By all means report ALL screw worm infestations. This pest is a very very serous pest of all wild life, all pets, and all domestic animals.

The Federal Government will swing into action and release millions of sterilized male screw worm flies and because the female screw worm flies are not promiscuous if one mates with a sterilized male that female fly will not breed with another male so your screw worm problem goes buy buy without any pesticides. Don't delay. Do it in the morning.
 
My chicken has screw worms. Extremely disgusting! Has anyone else in South Texas had this issue? I used screw worm arisol and so far problem is under control. Well, as of this morning. Been keeping chickens for 5 years and never seen this problem.

Screw worms are an old problem that resurfaces from time to time. They are common South of the Rio Grand and in the Caribbean so they are always knocking at our door.

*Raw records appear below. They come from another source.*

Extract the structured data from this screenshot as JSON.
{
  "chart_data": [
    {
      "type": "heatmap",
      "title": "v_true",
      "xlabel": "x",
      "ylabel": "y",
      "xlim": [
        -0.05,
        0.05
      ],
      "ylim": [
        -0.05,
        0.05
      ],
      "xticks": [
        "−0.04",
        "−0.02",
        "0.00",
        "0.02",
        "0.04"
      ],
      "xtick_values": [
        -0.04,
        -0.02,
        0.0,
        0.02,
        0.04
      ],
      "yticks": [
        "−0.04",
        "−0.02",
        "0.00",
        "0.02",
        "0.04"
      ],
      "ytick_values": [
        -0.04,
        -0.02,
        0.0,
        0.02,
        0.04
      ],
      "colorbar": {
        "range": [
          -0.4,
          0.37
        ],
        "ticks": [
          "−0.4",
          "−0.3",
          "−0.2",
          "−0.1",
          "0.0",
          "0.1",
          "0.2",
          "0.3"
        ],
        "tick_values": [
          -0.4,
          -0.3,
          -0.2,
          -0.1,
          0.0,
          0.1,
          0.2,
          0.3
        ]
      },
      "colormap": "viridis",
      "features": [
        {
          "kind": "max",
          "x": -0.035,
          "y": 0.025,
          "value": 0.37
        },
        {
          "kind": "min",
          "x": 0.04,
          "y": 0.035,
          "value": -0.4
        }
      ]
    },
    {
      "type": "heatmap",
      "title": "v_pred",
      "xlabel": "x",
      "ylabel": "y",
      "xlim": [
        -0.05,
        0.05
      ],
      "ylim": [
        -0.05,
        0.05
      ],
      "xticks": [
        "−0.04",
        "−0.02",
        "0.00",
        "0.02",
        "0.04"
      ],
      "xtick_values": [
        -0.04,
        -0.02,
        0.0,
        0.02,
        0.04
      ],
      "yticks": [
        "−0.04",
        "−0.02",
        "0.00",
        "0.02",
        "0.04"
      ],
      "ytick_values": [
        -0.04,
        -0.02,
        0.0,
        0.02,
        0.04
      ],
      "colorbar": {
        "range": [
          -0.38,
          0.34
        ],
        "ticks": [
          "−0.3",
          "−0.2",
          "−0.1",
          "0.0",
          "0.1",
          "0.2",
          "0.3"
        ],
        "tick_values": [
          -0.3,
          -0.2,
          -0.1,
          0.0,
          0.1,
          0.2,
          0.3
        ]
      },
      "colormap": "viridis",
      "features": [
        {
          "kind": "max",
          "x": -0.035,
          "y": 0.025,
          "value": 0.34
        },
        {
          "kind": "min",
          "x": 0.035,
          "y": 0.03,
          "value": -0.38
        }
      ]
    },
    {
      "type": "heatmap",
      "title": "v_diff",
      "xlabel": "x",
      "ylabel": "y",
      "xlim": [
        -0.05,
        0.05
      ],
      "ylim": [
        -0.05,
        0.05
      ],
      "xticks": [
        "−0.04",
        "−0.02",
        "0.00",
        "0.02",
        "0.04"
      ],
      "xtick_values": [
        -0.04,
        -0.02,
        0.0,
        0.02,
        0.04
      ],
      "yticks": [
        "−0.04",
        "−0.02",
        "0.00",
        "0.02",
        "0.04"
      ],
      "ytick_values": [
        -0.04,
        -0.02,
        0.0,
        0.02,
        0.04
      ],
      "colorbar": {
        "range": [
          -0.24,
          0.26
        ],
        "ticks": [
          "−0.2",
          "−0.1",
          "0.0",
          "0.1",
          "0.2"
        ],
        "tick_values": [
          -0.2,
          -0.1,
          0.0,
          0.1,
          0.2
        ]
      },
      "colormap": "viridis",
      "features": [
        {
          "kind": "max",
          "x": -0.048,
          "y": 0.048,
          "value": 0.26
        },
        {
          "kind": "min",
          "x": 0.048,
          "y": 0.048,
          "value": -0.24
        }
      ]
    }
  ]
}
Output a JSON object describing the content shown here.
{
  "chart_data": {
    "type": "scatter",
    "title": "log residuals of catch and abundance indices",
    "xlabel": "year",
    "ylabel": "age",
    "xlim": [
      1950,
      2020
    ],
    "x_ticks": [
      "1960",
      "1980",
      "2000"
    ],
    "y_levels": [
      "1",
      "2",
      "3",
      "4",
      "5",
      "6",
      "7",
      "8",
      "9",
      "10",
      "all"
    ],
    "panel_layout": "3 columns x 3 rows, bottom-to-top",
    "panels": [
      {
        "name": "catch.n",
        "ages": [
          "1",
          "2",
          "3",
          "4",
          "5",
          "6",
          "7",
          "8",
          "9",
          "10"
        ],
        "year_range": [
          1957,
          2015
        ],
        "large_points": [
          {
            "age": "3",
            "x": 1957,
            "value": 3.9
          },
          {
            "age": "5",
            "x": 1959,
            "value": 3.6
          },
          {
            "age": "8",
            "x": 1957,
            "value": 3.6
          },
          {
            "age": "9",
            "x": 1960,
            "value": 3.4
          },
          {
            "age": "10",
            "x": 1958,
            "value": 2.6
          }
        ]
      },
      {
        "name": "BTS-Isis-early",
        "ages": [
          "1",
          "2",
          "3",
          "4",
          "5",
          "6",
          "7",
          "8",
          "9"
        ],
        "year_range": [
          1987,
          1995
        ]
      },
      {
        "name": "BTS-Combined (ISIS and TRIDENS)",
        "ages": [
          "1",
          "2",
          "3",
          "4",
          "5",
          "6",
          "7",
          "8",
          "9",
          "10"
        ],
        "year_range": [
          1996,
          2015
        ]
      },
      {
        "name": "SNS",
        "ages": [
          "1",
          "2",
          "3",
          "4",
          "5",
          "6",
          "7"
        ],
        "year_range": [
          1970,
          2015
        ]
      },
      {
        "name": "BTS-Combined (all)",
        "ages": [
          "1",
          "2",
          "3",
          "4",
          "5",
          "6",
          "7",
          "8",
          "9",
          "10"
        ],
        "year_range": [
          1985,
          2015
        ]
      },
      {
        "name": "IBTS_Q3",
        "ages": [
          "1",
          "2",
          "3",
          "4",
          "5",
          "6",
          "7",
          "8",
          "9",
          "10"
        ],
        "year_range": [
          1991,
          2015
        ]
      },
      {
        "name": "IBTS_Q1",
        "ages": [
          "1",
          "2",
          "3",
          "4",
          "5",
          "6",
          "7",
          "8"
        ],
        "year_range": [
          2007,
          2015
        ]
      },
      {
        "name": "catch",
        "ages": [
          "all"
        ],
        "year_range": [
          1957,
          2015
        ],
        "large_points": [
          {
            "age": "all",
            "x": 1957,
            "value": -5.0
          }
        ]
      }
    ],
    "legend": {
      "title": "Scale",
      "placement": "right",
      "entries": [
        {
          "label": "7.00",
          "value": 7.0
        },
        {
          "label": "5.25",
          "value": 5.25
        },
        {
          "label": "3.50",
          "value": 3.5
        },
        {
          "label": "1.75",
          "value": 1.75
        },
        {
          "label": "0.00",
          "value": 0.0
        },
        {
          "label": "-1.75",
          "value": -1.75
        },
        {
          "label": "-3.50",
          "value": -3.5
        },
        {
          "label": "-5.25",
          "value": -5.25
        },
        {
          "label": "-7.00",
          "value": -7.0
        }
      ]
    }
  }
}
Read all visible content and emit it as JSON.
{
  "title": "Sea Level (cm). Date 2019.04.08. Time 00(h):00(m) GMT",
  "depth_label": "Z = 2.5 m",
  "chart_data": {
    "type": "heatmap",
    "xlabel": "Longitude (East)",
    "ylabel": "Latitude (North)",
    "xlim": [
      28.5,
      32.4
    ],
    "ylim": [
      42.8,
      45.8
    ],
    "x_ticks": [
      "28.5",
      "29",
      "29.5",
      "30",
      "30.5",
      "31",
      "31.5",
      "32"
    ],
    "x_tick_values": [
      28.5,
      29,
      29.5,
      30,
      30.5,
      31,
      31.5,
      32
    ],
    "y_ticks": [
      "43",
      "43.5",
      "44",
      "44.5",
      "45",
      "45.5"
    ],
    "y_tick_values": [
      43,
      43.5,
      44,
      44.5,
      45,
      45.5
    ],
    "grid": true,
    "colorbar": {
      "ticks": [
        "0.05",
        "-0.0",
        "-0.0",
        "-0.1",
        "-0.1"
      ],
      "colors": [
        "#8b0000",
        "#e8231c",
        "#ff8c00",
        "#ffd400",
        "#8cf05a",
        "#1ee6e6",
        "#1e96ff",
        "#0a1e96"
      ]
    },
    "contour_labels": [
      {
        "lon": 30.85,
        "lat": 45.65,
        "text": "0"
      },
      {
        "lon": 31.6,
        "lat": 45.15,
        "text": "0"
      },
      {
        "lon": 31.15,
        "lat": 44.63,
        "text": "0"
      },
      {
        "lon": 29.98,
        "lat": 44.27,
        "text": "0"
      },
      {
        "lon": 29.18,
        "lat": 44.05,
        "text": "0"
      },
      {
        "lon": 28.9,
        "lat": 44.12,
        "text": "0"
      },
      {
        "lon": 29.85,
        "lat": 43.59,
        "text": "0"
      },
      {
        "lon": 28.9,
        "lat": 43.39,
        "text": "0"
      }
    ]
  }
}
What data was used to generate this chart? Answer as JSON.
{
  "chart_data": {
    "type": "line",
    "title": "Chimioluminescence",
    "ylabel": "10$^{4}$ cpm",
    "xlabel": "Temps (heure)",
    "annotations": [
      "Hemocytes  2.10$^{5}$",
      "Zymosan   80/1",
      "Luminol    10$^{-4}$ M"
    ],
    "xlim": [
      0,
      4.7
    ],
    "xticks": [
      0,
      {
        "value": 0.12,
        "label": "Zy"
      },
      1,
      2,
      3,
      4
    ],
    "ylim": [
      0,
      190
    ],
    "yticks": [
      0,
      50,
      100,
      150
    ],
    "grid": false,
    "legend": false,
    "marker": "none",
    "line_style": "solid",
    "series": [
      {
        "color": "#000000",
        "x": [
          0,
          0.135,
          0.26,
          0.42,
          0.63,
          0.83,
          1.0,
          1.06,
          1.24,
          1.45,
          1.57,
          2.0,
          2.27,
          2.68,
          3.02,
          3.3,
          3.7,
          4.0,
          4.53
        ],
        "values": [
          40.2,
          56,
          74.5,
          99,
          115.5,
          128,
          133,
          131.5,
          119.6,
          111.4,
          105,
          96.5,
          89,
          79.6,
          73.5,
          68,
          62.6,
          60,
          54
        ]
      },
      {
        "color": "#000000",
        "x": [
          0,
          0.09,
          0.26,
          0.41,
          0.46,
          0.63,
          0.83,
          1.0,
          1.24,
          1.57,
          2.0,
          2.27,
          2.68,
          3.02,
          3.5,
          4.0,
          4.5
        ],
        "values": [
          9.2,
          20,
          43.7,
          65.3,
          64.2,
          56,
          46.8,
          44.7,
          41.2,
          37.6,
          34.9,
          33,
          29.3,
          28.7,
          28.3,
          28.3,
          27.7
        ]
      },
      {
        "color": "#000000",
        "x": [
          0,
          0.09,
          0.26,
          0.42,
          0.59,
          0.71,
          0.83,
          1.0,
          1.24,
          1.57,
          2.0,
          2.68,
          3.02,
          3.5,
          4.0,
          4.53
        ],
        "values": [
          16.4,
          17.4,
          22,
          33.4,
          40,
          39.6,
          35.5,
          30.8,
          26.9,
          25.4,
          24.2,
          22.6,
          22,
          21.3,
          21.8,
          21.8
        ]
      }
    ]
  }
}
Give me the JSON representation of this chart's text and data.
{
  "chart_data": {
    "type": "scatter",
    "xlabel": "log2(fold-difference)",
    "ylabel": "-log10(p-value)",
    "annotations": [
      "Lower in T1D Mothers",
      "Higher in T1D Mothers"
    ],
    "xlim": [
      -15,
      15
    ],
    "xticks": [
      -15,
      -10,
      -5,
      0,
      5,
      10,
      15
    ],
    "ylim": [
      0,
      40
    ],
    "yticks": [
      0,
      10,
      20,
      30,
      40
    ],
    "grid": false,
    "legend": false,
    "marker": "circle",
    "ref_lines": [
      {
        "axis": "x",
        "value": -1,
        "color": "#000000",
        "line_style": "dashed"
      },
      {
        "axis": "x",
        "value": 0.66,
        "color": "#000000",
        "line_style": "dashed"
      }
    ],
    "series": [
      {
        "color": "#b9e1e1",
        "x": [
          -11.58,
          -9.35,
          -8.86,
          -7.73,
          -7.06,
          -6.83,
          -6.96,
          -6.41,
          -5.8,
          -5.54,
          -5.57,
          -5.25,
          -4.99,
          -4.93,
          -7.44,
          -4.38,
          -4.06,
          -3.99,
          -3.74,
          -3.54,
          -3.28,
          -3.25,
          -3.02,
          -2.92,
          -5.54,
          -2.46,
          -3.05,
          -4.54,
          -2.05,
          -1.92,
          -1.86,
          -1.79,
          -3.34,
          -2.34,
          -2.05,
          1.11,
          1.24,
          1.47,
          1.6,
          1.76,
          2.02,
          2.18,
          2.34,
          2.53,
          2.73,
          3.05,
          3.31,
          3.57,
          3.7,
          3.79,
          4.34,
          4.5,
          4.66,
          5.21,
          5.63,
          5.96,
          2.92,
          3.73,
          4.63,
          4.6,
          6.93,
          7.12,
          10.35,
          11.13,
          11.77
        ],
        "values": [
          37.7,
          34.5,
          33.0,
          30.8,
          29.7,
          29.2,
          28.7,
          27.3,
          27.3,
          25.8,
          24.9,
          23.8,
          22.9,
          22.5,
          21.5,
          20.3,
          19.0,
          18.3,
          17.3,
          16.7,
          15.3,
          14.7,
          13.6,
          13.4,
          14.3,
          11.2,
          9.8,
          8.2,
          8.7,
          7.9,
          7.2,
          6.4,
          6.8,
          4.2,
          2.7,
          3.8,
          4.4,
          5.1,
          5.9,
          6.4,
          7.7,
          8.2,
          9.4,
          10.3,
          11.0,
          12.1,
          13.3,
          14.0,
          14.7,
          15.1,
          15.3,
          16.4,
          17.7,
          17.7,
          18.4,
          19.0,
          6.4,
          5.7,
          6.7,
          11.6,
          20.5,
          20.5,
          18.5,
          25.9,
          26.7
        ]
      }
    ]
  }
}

The last outbreak was in South Florida. It seems that re-infestations of screw worms are more common now with the Illegal Immigrant problem growing.
 
I'm reserved to report, as my chickens are technically not legal in my subdivision. I just have great neighbors. I believe them to be screw worms because it had the 2 inch round patch with maggots that were thinner and had a Grey tip. I did bring my first bird to the vet. I thought she was egg bound and that's where the maggots came from. But then the next one got it. The vet I brought her to was not an avian vet.
 
I'm reserved to report, as my chickens are technically not legal in my subdivision. I just have great neighbors. I believe them to be screw worms because it had the 2 inch round patch with maggots that were thinner and had a Grey tip. I did bring my first bird to the vet. I thought she was egg bound and that's where the maggots came from. But then the next one got it. The vet I brought her to was not an avian vet.

It is best to report screw warms and report them now than to wait and be labeled a problem because then you may well be looked at as some kind of nere-do-well-survivalist or else a fly under the wire Jed Clampet figure.

Avian vet or not any vet worthy of his daily dose of horse tranquilizer should know what a screw worm maggot looks like. Screw worms have a body that is threaded like a bolt or screw and as they eat into the living flesh of your dog, cat, chicken, goat, cow, horse or what ever they rotate, eating or screwing themselves deeper and deeper into the body of their host. The out come people is not pretty.